Radio 1’s Big Weekend is happening in Hull this weekend for the first time.
Kasabian, Biffy Clyro, Katy Perry, Haim, Zara Larsson and Bastille are all appearing at Europe’s biggest free ticketed festival at the city’s Burton Constable Hall.
Big Weekend, which has previously visited places like Exeter, Norwich and Hackney, also coincides with Hull’s UK City of Culture celebrations.
More than 50,000 people will be attending over the weekend.
But what do you know about Hull? Here are some of the things you may not realise about the city in the East Riding of Yorkshire.
1. Hull is home to the UK’s biggest Yorkshire pudding factory
Image caption Yorkshire puddings are the best thing about a Sunday roast – except for roast potatoes, parsnips, gravy, stuffing…
The Aunt Bessie’s factory on Freightliner Road produces 500 million frozen Yorkshire Puddings every year.
That’s nearly eight per person, per year for every man, woman and child in the UK.
The factory employs 350 people and its parent company, the William Jackson Food Group, was founded way back in 1851.
The frozen Yorkshires were originally created for Butlins Holiday Camps in 1974 and launched in stores in 1985.
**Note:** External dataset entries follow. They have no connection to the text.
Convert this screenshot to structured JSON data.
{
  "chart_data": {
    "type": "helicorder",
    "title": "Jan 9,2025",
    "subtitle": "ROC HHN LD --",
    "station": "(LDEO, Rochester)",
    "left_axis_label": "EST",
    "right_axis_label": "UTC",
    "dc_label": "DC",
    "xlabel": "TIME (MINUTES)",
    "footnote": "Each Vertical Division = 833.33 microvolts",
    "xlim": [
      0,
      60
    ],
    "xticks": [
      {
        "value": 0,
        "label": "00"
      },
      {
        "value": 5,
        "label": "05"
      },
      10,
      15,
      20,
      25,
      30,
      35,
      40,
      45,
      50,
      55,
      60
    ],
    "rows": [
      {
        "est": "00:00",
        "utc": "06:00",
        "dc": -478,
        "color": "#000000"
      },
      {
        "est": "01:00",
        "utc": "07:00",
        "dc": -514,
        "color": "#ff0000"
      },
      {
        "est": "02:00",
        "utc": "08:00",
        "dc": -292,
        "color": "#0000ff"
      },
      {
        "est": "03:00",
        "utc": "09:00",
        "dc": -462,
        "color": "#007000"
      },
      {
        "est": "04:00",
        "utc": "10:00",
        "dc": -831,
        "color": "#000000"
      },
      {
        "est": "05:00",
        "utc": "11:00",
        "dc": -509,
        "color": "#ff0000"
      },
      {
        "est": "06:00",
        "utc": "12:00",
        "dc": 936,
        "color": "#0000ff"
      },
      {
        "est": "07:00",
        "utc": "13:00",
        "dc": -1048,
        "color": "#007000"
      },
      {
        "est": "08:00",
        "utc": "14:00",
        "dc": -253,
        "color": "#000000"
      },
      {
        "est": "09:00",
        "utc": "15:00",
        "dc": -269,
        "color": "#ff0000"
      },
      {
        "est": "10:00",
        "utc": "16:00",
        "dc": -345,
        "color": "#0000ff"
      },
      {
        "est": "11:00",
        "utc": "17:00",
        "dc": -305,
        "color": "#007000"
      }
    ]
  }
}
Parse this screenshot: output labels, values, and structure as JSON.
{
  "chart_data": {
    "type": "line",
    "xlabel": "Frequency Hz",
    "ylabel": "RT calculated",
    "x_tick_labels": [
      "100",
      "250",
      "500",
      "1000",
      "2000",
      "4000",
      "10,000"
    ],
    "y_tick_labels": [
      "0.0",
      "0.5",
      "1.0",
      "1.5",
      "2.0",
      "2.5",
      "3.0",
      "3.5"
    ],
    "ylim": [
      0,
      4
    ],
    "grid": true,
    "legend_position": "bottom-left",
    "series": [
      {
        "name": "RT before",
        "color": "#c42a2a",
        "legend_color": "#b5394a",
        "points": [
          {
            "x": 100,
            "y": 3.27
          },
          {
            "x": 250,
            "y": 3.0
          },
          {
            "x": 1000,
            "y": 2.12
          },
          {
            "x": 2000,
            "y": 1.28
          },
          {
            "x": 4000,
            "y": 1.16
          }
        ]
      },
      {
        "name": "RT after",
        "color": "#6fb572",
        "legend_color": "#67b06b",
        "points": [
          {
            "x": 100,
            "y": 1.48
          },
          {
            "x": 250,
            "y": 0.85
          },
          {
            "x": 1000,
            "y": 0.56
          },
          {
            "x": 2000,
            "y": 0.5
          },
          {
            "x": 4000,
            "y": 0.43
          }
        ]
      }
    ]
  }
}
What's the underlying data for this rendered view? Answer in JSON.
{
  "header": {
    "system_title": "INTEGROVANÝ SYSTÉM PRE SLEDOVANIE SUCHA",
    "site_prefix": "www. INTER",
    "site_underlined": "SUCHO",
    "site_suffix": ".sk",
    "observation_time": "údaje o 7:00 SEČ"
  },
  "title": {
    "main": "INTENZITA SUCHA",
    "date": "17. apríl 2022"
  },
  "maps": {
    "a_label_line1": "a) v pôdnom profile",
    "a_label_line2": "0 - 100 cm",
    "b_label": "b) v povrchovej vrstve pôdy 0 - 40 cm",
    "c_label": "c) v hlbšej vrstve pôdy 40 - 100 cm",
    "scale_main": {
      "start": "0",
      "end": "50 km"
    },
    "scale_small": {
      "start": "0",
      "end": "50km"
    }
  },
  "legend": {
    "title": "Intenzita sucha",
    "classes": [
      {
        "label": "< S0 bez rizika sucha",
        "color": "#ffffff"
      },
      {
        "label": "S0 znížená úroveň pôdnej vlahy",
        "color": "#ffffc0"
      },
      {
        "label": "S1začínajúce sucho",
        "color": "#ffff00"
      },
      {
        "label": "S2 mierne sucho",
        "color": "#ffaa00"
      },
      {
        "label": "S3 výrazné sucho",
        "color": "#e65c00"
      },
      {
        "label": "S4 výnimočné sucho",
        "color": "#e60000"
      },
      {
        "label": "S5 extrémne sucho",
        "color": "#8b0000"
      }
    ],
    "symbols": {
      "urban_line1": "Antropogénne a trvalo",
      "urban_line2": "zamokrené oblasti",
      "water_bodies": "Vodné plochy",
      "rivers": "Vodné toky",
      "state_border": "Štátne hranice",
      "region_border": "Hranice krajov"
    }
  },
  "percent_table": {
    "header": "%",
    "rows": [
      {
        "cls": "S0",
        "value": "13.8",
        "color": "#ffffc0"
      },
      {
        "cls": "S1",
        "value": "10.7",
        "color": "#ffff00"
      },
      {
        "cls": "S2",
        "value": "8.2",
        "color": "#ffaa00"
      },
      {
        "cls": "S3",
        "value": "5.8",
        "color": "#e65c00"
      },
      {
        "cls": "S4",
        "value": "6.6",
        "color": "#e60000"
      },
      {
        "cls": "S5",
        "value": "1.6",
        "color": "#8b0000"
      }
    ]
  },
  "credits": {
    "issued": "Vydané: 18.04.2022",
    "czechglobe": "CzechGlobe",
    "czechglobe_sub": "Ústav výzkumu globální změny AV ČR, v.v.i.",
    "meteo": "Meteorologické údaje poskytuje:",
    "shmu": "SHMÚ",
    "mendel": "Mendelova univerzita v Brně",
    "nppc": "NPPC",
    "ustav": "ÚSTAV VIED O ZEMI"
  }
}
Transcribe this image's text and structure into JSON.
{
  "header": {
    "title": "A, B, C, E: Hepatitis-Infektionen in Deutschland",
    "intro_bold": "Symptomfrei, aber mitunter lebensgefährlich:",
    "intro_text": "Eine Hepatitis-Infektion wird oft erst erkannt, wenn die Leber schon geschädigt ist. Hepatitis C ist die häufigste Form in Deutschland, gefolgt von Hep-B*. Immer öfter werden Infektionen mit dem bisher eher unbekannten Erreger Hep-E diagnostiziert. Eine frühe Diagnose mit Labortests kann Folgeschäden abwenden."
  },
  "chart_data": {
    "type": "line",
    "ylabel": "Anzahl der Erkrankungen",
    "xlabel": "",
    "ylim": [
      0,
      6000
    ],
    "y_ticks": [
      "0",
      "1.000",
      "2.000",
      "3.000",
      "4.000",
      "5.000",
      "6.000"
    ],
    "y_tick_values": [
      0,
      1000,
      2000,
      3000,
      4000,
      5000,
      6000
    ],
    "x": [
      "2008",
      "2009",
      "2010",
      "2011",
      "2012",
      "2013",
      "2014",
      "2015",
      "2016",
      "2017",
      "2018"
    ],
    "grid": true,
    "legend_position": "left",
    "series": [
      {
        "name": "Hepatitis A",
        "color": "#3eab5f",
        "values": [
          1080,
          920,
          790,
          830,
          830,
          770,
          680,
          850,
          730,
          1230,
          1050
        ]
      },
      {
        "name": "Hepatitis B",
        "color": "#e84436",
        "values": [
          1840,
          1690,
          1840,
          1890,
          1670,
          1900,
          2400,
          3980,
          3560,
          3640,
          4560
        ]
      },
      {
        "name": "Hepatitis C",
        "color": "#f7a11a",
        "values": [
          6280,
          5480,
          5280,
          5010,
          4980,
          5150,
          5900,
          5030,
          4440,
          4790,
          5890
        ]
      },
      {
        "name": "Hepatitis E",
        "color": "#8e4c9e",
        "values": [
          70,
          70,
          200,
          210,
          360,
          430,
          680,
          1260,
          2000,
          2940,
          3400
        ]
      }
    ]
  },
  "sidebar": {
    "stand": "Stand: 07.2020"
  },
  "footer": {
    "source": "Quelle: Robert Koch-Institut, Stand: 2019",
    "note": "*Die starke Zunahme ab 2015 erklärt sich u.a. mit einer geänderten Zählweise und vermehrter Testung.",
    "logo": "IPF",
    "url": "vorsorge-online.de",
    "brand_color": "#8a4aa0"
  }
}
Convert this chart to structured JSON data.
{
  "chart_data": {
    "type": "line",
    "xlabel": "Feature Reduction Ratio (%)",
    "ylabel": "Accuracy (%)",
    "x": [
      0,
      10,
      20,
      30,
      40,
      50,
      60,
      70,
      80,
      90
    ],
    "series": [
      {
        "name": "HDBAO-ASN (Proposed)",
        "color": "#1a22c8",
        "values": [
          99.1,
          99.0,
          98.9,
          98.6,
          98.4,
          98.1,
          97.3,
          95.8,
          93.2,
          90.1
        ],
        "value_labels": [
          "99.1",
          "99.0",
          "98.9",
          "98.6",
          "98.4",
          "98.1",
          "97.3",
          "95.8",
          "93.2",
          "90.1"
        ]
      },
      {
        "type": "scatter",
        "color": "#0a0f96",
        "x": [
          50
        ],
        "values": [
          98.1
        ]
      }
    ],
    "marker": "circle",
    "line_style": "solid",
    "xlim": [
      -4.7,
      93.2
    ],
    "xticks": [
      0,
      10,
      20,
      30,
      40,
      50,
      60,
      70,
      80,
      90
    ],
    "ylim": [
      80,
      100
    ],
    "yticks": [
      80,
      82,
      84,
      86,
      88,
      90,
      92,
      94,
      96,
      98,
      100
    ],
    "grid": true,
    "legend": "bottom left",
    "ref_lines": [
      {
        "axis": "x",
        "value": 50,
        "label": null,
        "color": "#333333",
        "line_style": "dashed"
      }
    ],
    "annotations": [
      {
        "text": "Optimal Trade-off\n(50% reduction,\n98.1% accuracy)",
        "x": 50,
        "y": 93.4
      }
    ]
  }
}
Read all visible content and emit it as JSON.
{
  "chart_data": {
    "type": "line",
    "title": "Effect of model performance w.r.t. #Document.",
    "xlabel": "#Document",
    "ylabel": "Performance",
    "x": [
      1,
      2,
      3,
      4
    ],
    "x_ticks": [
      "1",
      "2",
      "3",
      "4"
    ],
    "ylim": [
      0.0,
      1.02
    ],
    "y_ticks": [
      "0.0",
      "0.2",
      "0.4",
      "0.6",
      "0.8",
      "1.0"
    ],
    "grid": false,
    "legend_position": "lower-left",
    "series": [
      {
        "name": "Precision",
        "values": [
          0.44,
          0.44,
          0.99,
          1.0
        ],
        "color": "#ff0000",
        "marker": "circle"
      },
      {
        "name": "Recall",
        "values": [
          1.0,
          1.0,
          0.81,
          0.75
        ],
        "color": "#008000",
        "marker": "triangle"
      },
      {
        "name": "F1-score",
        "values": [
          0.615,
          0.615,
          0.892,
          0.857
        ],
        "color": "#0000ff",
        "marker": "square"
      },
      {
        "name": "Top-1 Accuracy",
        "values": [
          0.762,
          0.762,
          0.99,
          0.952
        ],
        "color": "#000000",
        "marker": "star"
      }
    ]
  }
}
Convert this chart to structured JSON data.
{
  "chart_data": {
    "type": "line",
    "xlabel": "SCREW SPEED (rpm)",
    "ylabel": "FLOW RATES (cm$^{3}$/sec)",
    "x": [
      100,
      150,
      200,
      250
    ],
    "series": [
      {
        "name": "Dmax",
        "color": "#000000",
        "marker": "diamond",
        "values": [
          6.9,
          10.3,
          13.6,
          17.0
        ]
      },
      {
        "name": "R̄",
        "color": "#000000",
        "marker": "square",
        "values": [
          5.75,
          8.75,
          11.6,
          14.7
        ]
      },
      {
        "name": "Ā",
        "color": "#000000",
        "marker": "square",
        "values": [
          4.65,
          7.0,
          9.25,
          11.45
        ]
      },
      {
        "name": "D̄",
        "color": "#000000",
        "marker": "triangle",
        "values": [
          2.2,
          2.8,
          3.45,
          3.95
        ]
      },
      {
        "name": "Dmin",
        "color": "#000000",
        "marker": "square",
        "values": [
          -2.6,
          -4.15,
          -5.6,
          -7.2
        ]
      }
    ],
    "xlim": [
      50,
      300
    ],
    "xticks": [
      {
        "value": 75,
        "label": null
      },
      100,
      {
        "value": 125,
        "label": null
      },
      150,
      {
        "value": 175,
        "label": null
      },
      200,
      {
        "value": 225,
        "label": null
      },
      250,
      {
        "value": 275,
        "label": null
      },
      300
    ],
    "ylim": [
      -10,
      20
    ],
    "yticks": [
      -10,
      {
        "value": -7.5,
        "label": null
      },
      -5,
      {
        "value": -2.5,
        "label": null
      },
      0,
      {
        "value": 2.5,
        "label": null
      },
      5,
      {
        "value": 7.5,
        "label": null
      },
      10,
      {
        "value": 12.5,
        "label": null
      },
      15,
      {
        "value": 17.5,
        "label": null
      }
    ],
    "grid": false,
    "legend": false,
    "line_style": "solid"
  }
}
2. It’s the only place in the UK you’ll find white phone boxes
The reason is pretty simple.
While the rest of the UK’s telephone companies were merged into the Post Office Telephone department (which later became BT), Hull kept its own telephone provider.
All of its boxes were white, not red.
It also had White Pages, while the rest of the country had Yellow Pages.
(Side note – the man who came up with the design for the old telephone boxes, Sir Giles Gilbert Scott, also designed Battersea Power Station and Liverpool’s Anglican Cathedral)
3. You’ll find a pattie in every fish and chip shop
If you didn’t know already, a pattie is a deep-fried, battered mashed potato with sage and sometimes fried onions.
But every shop that sells the local delicacy has its own recipe.
Then there’s the pattie butty – which is exactly what it sounds like – a pattie in a bun.
Earlier this month there was even a pattie-throwing contest in Hull.
The pattie dates back to at least 1888 and people that make them are called “pattie slappers”.
4. If you visit Hull, you have to try chip spice
Chip spice was first introduced to Hull by restaurant owner John Science.
His friends Rob and Brenda Wilson came up with the idea of using spiced salt and paprika after visiting America during the late 1970s.
John’s burger bar Yankee Burger on Jameson Street then made the chip topping famous, before local fish and chip shops started selling it.
5. Hull is home to the UK’s smallest window
It’s claimed that the window in The George Hotel is the smallest in the country.
According to the plaque on a wall outside the pub, the window dates back to 1683 when a porter used to sit at the window watching for coaches and horses arriving at the watering hole.
There are also a whole host of BIG things in Hull.
Holy Trinity is the largest parish Church in the country, Hull’s Fair is the largest travelling fair in Europe, the Deep is the largest “aquarium” in the UK, the Humber Ports is the biggest port in this country, Mr Chu China Palace is the largest Chinese restaurant in the land and the mosaic above BHS is the biggest in the the country.
Hull is also the birthplace of the boiled sweet as well as medical treatments like Lemsip, Bonjela and Gaviscon.